Decisions, Deployments
Those pages are relatively simple, as they only show data and have little interaction. They mostly need testing and user feedback on layout and usability.
Batches
This page does not exist yet.
Migrations
The migration process is translated from the legacy web apps, works and needs feedback on the interaction flow.
Admin, Account
Are mostly CRUD interactions on configuration settings. Here we should add unit tests, as it is relatively simple. Maybe some details are missing, but overall it works as well.
Meta Features
Search
Works quite well. Potential for unit tests and needs understanding of user search behavior before trying to improve something.
Authentication
There are working implementations for Basic Auth and OAuth 2.0, yet they aren’t well tested and only used locally against simple containerized setups with KeyCloak.
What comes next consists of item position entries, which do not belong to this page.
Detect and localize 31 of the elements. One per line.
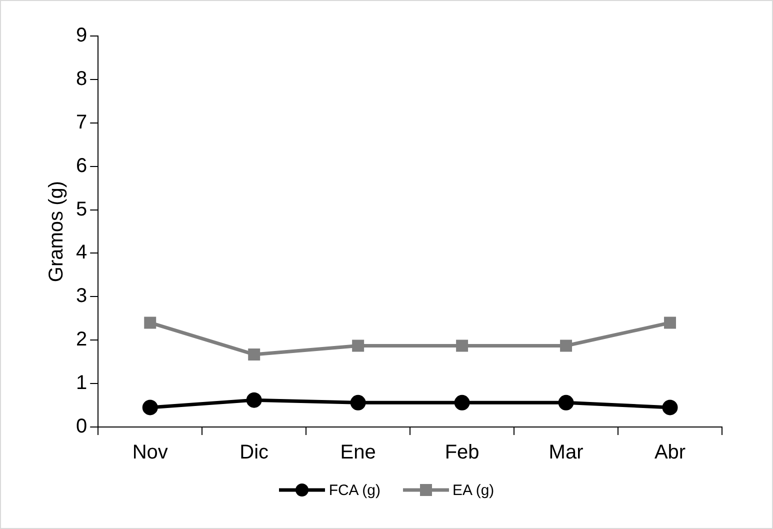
y-tick-label: 7 xyxy=(76,111,88,134)
point xyxy=(144,316,156,329)
x-tick-label: Ene xyxy=(340,442,376,464)
y-axis-title: Gramos (g) xyxy=(46,180,68,282)
legend-label: EA (g) xyxy=(452,482,494,498)
x-tick-label: Dic xyxy=(240,442,269,464)
y-tick-label: 6 xyxy=(76,154,88,177)
point xyxy=(664,316,676,329)
point xyxy=(350,394,366,410)
point xyxy=(456,340,468,352)
x-tick-label: Feb xyxy=(444,442,480,464)
y-tick-label: 9 xyxy=(76,24,88,47)
y-tick-label: 8 xyxy=(76,68,88,90)
legend-label: FCA (g) xyxy=(328,482,380,498)
x-tick-label: Mar xyxy=(548,442,584,464)
y-tick-label: 3 xyxy=(76,285,88,308)
point xyxy=(454,394,470,410)
point xyxy=(662,400,678,416)
y-tick-label: 2 xyxy=(76,328,88,351)
point xyxy=(142,400,158,416)
point xyxy=(352,340,364,352)
y-tick-label: 4 xyxy=(76,242,88,264)
x-tick-label: Nov xyxy=(132,442,168,464)
point xyxy=(558,394,574,410)
point xyxy=(246,392,262,408)
y-tick-label: 1 xyxy=(76,372,88,394)
y-tick-label: 5 xyxy=(76,198,88,220)
point xyxy=(248,348,260,360)
x-tick-label: Abr xyxy=(654,442,686,464)
point xyxy=(560,340,572,352)
y-tick-label: 0 xyxy=(76,416,88,438)
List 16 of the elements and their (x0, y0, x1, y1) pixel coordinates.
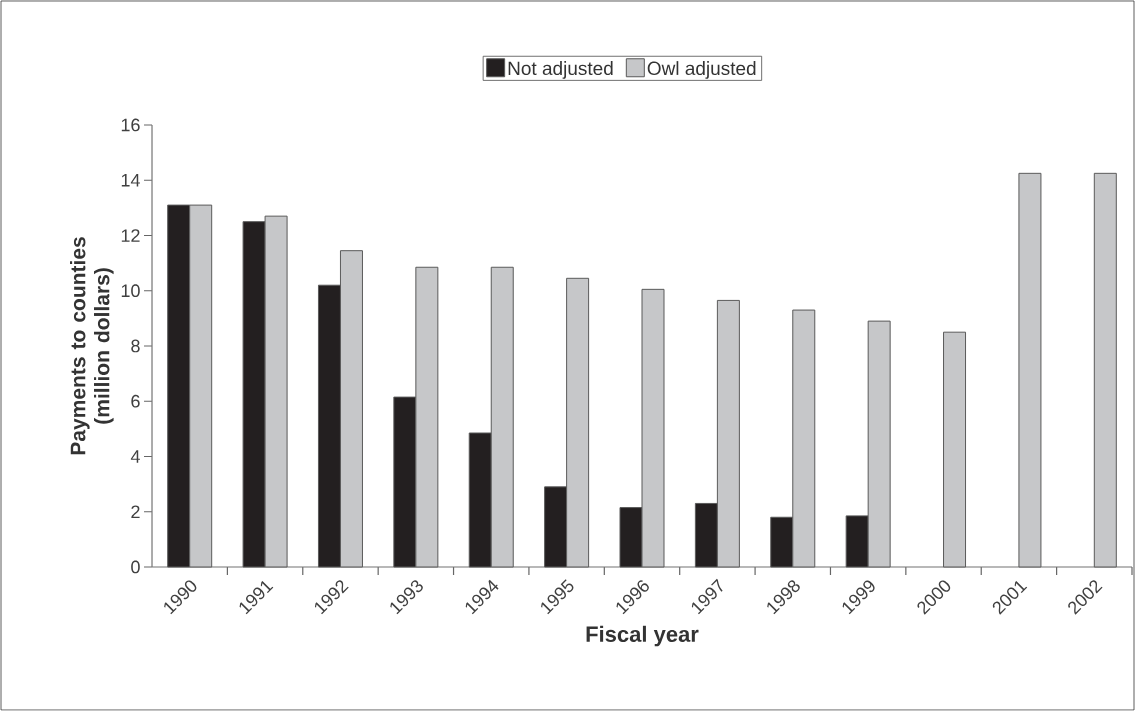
y-axis-title: Payments to counties (million dollars) (70, 237, 114, 455)
y-tick-label: 16 (121, 118, 140, 132)
legend-label: Not adjusted (508, 61, 613, 79)
y-tick-label: 4 (130, 450, 140, 463)
y-tick-label: 8 (131, 339, 140, 353)
legend-label: Owl adjusted (647, 61, 756, 79)
x-axis-title: Fiscal year (586, 625, 699, 647)
bar (1018, 172, 1042, 568)
bar (943, 331, 967, 568)
y-tick-label: 12 (121, 229, 140, 242)
bar (1093, 172, 1117, 568)
y-tick-label: 2 (131, 505, 140, 519)
y-tick-label: 14 (121, 174, 140, 187)
y-tick-label: 10 (121, 284, 140, 298)
y-tick-label: 0 (131, 560, 140, 574)
y-tick-label: 6 (131, 394, 140, 408)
One big question is, how to properly work with a REST API that requires authentication as well. Again, we have some approaches tested, but need validation that this is how a org would use this.
Deployment Methods
Embedding the new web apps
Originally, the legacy web apps came embedded with each Camunda 7 deployment. They used a Spring Boot application which did two things: First, provide authentication with some session handling. Second, it extended the REST API with some specialized endpoints. For our new web apps, we can fortunately use the existing REST API, as it offers all the endpoints we need. The hard, and yet to be solved part, is to embed the web apps in a similar way. Currently, this proved to be more complicated than hoped for and needs some assistance from people with a stronger Java background.
Standalone deployment
The working and easy to integrate way for using the web apps now, is a standalone deployment. We provide a Dockerfile, which containerizes the Vite build and also has an nginx reverse proxy included (e.g. for having the REST endpoints only accessible through the web apps). This Dockerfile comes with multiple Docker Compose files for different setups or as reference for custom setups.
We offer configuration of the web apps with environment variables, which may be set through Docker.